Le groupe CSL a annoncé jeudi un recul de 2 % de son bénéfice net annuel, les coûts de restructuration plus élevés ayant neutralisé la croissance de ses revenus dans ses divisions phares, dédiées aux thérapies par plasma et aux vaccins.
Basé à Melbourne, ce géant australien des biotechnologies a indiqué que le bénéfice net attribuable à ses actionnaires s’est établi à 2,13 milliards de dollars australiens (1,42 milliard de dollars américains) pour l’exercice clos le 30 juin 2024, contre 2,17 milliards un an plus tôt. Le chiffre d’affaires a progressé de 6 % pour atteindre 13,7 milliards de dollars australiens, porté par une demande accrue en immunoglobulines et en albumine, ainsi que par les contributions de sa filiale Seqirus, spécialisée dans les vaccins.

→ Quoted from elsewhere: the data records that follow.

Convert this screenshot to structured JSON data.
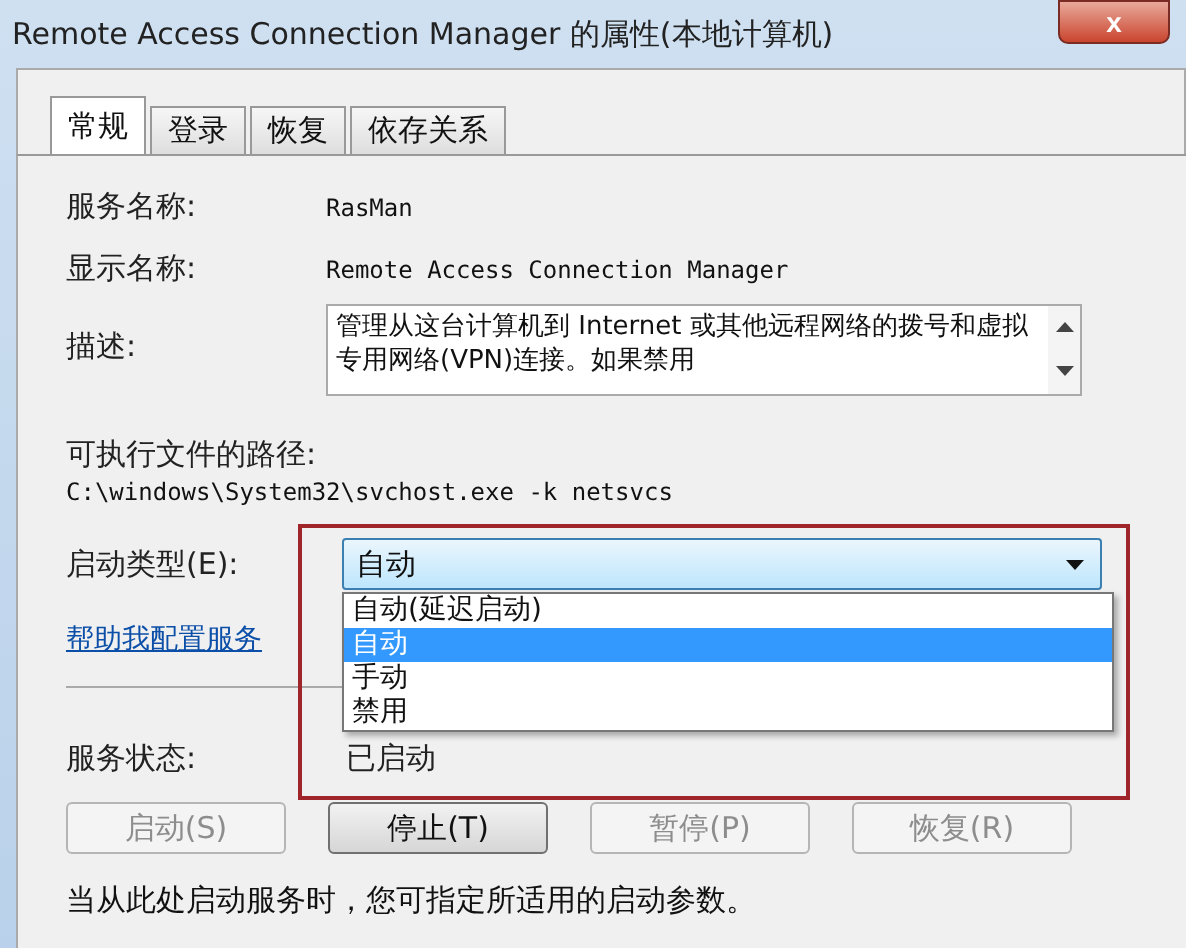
{
  "window": {
    "title": "Remote Access Connection Manager 的属性(本地计算机)",
    "close": "x"
  },
  "tabs": [
    {
      "label": "常规",
      "selected": true
    },
    {
      "label": "登录",
      "selected": false
    },
    {
      "label": "恢复",
      "selected": false
    },
    {
      "label": "依存关系",
      "selected": false
    }
  ],
  "service_name": {
    "label": "服务名称:",
    "value": "RasMan"
  },
  "display_name": {
    "label": "显示名称:",
    "value": "Remote Access Connection Manager"
  },
  "description": {
    "label": "描述:",
    "value": "管理从这台计算机到 Internet 或其他远程网络的拨号和虚拟专用网络(VPN)连接。如果禁用"
  },
  "path": {
    "label": "可执行文件的路径:",
    "value": "C:\\windows\\System32\\svchost.exe -k netsvcs"
  },
  "startup_type": {
    "label": "启动类型(E):",
    "value": "自动",
    "expanded": true,
    "options": [
      {
        "label": "自动(延迟启动)",
        "selected": false
      },
      {
        "label": "自动",
        "selected": true
      },
      {
        "label": "手动",
        "selected": false
      },
      {
        "label": "禁用",
        "selected": false
      }
    ]
  },
  "help_link": "帮助我配置服务",
  "service_status": {
    "label": "服务状态:",
    "value": "已启动"
  },
  "buttons": [
    {
      "label": "启动(S)",
      "disabled": true
    },
    {
      "label": "停止(T)",
      "disabled": false
    },
    {
      "label": "暂停(P)",
      "disabled": true
    },
    {
      "label": "恢复(R)",
      "disabled": true
    }
  ],
  "hint": "当从此处启动服务时，您可指定所适用的启动参数。"
}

Toutefois, le résultat du groupe a été alourdi par 350 millions de dollars australiens de coûts de restructuration et d’intégration, principalement liés à l’acquisition de Vifor Pharma et à des ajustements opérationnels internes. Hors ces dépenses exceptionnelles, le bénéfice sous-jacent a progressé de 5 % pour s’élever à 2,48 milliards de dollars australiens, a précisé l’entreprise.
Paul McKenzie, directeur général de CSL, a reconnu l’impact de la restructuration tout en soulignant les avancées dans l’intégration des activités de Vifor et l’augmentation de ses capacités de production. « Bien que la restructuration ait pesé sur les résultats à court terme, nous restons confiants dans la trajectoire de croissance à long terme de notre franchise plasma et de notre portefeuille de vaccins », a-t-il déclaré dans un communiqué.
Le groupe a maintenu son dividende annuel à 1,25 dollar australien par action, confirmant sa confiance dans sa résilience financière malgré des vents contraires macroéconomiques, notamment des pressions inflationnistes et des contraintes persistantes sur les chaînes d’approvisionnement.
L’action CSL affichait peu de mouvements en début de séance, les investisseurs se focalisant sur l’équilibre entre les coûts de restructuration et les bénéfices stratégiques à long terme.